A retrospective, observational multi-center study was designed. IBD patients with SOT were included in two separate cohorts: (1) patients with pre-existing IBD and (2) patients without IBD at the time of SOT (de novo IBD). The primary outcome was to evaluate the presence of severe infections (opportunistic infections or infection that required hospitalization) and malignancies. Predictive factors for infections were identified by logistic regression.

Results

A total of 177 patients (106 pre-existing IBD and 71 de novo IBD) from 31 centers were included. Baseline characteristics are shown in Table 1. Tacrolimus was the most commonly used antirejection treatment (153 patients, 88.7%).

In the pre-existing IBD cohort, after SOT, 61 patients (59.8%) were not under treatment or were treated with 5-aminosalicylates, 10 patients (9.8%) were on azathioprine and 31 (30.4%) were on biologics, of which 8 were on combo therapy. In the pre-existing IBD cohort, 47.1% patients had severe infections being cytomegalovirus (CMV) infection, acute cholangitis and Clostridioides difficile (C.Diff) colitis the most common (Fig. 1).

In de novo IBD cohort, 13 patients (18.3%) were on azathioprine and 28 (39.4%) were on biologics, of which 4 were on combo therapy. Half of patients in de novo IBD cohort (54.9%) had severe infections, being CMV infection and pneumonia the most frequently observed. C.Diff colitis was less frequent in this group (Fig 2).

Asystole donor (OR 3.7, 95%CI 1.1-12.6), primary sclerosing cholangitis (PSC) (OR 3.3, 95%CI 1.3-8.6) and retransplantation (OR 10.8, 95%CI 1.2-98.8) were identified as risk factors for severe infection after SOT in patients with pre-existing IBD. No treatment was significantly associated with increased risk of infections.

In the pre-existing IBD cohort, 14 (13.5%) developed at least one malignancy after SOT over a median of 5 years (range 1.2-10.1).
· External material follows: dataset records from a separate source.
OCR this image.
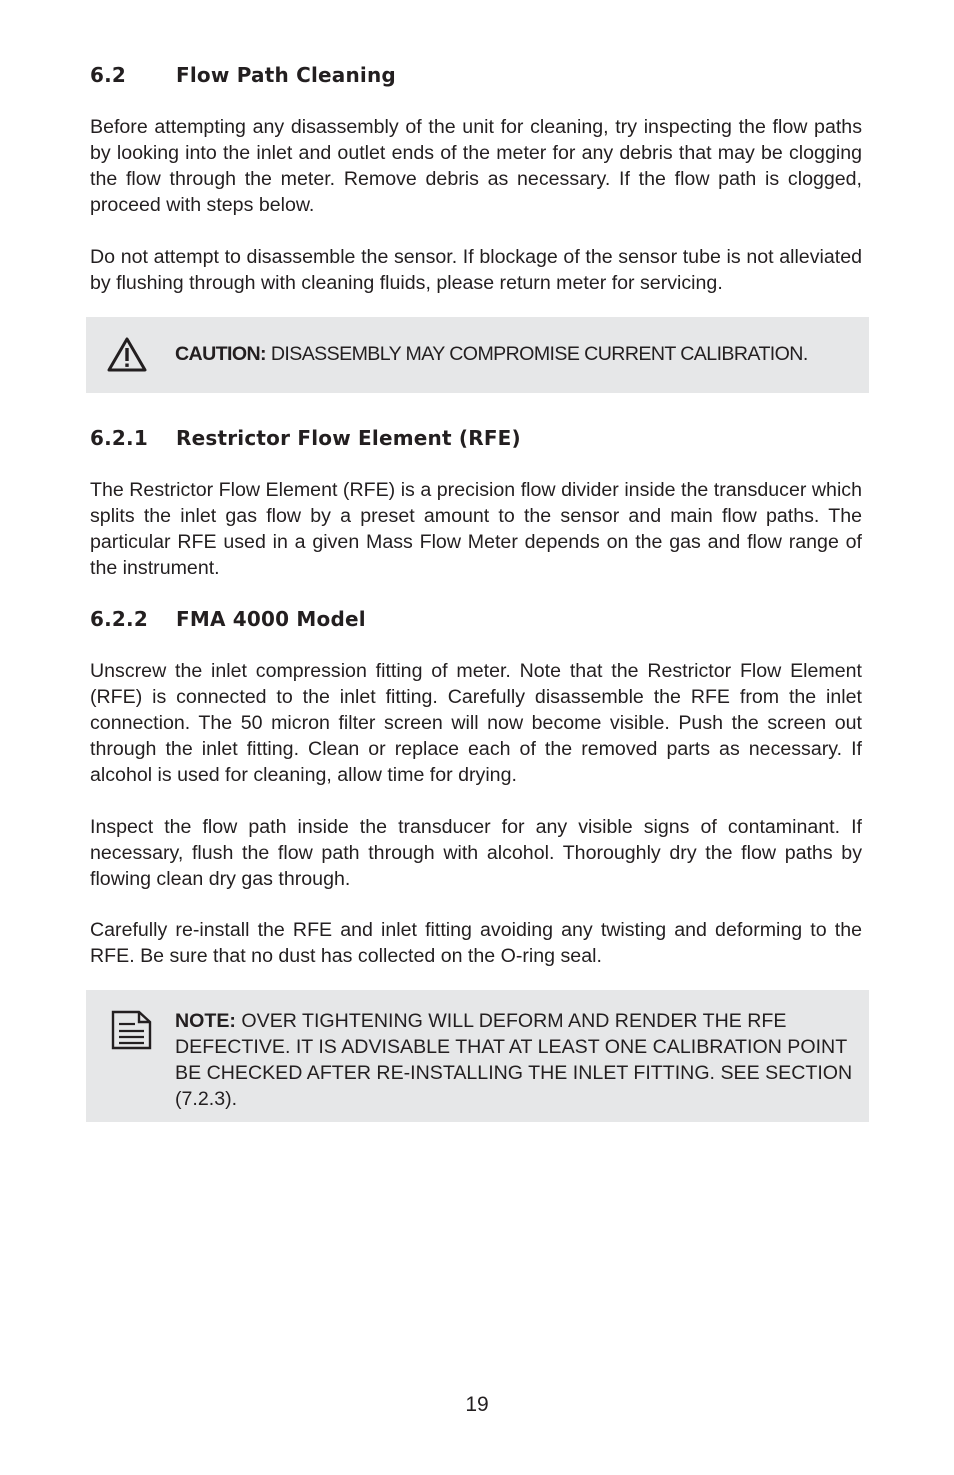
6.2 Flow Path Cleaning

Before attempting any disassembly of the unit for cleaning, try inspecting the flow paths by looking into the inlet and outlet ends of the meter for any debris that may be clogging the flow through the meter. Remove debris as necessary. If the flow path is clogged, proceed with steps below.

Do not attempt to disassemble the sensor. If blockage of the sensor tube is not alleviated by flushing through with cleaning fluids, please return meter for servicing.

CAUTION: DISASSEMBLY MAY COMPROMISE CURRENT CALIBRATION.
6.2.1 Restrictor Flow Element (RFE)

The Restrictor Flow Element (RFE) is a precision flow divider inside the transducer which splits the inlet gas flow by a preset amount to the sensor and main flow paths. The particular RFE used in a given Mass Flow Meter depends on the gas and flow range of the instrument.

6.2.2 FMA 4000 Model

Unscrew the inlet compression fitting of meter. Note that the Restrictor Flow Element (RFE) is connected to the inlet fitting. Carefully disassemble the RFE from the inlet connection. The 50 micron filter screen will now become visible. Push the screen out through the inlet fitting. Clean or replace each of the removed parts as necessary. If alcohol is used for cleaning, allow time for drying.

Inspect the flow path inside the transducer for any visible signs of contaminant. If necessary, flush the flow path through with alcohol. Thoroughly dry the flow paths by flowing clean dry gas through.

Carefully re-install the RFE and inlet fitting avoiding any twisting and deforming to the RFE. Be sure that no dust has collected on the O-ring seal.

NOTE: OVER TIGHTENING WILL DEFORM AND RENDER THE RFE DEFECTIVE. IT IS ADVISABLE THAT AT LEAST ONE CALIBRATION POINT BE CHECKED AFTER RE-INSTALLING THE INLET FITTING. SEE SECTION (7.2.3).
19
In patients with de novo IBD, 13 (18.3%) developed cancer after the diagnosis of IBD over a median of 6.6 years (range 2.9-8.0). Non-melanoma skin cancer was the most frequent malignancy in both groups. Two colorectal cancers were detected in each cohort.



Conclusion

About half of patients with IBD and SOT develop severe infections, being CMV the most frequent involved. Asystole donor, PSC and retransplantation are associated with increased risk of infection after SOT in pre-existing IBD cohort. Both groups show an elevated incidence of malignancies, being non-melanoma skin cancer the most common.